The title track “Jokes for Angels” acts as a turning point. Like in a film — the moment everything freezes before the angle shifts. It really splits the album in two: before and after. Before — anxiety, darkness, closed space. After — glimmers, movement, sometimes even humor. Here, the signature blend is at its clearest: synths, rock, baritone, lyrics you can quote, and a sound deliberately built to defy templates.
“Good Dad” is an unexpected shift. Almost like a breath of fresh air. The keys hook you. The rhythm drives you. Brian Michael Henry’s vocal still has that same recognizable density, but now it sounds lighter, softer.

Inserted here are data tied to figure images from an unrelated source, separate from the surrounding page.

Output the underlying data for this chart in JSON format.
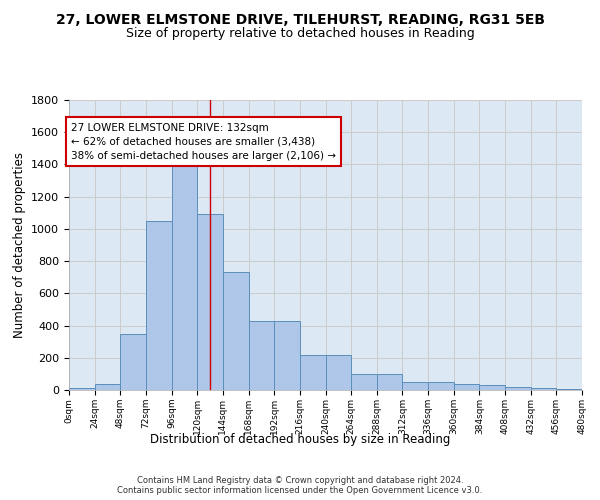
{
  "title1": "27, LOWER ELMSTONE DRIVE, TILEHURST, READING, RG31 5EB",
  "title2": "Size of property relative to detached houses in Reading",
  "xlabel": "Distribution of detached houses by size in Reading",
  "ylabel": "Number of detached properties",
  "bar_values": [
    10,
    35,
    350,
    1050,
    1450,
    1090,
    730,
    430,
    430,
    215,
    215,
    100,
    100,
    50,
    50,
    40,
    30,
    20,
    15,
    5
  ],
  "bin_edges": [
    0,
    24,
    48,
    72,
    96,
    120,
    144,
    168,
    192,
    216,
    240,
    264,
    288,
    312,
    336,
    360,
    384,
    408,
    432,
    456,
    480
  ],
  "bar_color": "#aec6e8",
  "bar_edge_color": "#5a8fbb",
  "property_size": 132,
  "vline_color": "#cc0000",
  "annotation_text": "27 LOWER ELMSTONE DRIVE: 132sqm\n← 62% of detached houses are smaller (3,438)\n38% of semi-detached houses are larger (2,106) →",
  "annotation_box_color": "#cc0000",
  "ylim": [
    0,
    1800
  ],
  "yticks": [
    0,
    200,
    400,
    600,
    800,
    1000,
    1200,
    1400,
    1600,
    1800
  ],
  "grid_color": "#cccccc",
  "bg_color": "#dde8f5",
  "footer_text": "Contains HM Land Registry data © Crown copyright and database right 2024.\nContains public sector information licensed under the Open Government Licence v3.0.",
  "title1_fontsize": 10,
  "title2_fontsize": 9,
  "xlabel_fontsize": 8.5,
  "ylabel_fontsize": 8.5,
  "annotation_fontsize": 7.5
}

The finale is the strongest. “Now You’re On Your Own” is a road ballad, but stripped of all the usual trappings. There’s country, some light electronics, and piano. And then, just when you think it’s over, “Waiting – Post-Punk Remix” kicks in, and the album flares up again. Same motifs, recast. Synths, rock, exposed wires. Still vivid, but now with a post-punk dryness and edge. A new shape. A new ending.
And if Brian Michael Henry’s previous works were more… let’s say, academic, Jokes for Angels feels like breaking free of those chains. It’s still devilishly intellectual, sarcastic, philosophical — but it sounds freer. Less looking over the shoulder. Less desire to fit some indie composition ideal. There are strange sonic decisions, non-obvious transitions, a total disregard for hit potential — and yet it works. Because it’s an honest album. You listen and you can tell the artist cares, yes, he’s fighting for every image and note in this record.
The album emerges from its veil with an anti-confessional stance — ironically distant, maybe even slightly antagonistic toward the listener, as if saying: “No, I’m not going to tell you my secrets, don’t be naive.” And the paradox is that the deeper you dive into this material, the more you realize — this exaggerated detachment is the confession. He’s not baring his soul, yet somehow manages to turn himself inside out anyway. Not in tears and snot, but in the form of observations, crooked wit, and lyrics that sound like monologues from a tired stand-up comic on the edge of a breakdown.
A story about a man who saw too much, felt too weird, and still managed to make something beautiful out of it. It won’t change your life. But it might make it feel a little more bearable for forty minutes. And honestly, that’s more than most albums dare to offer.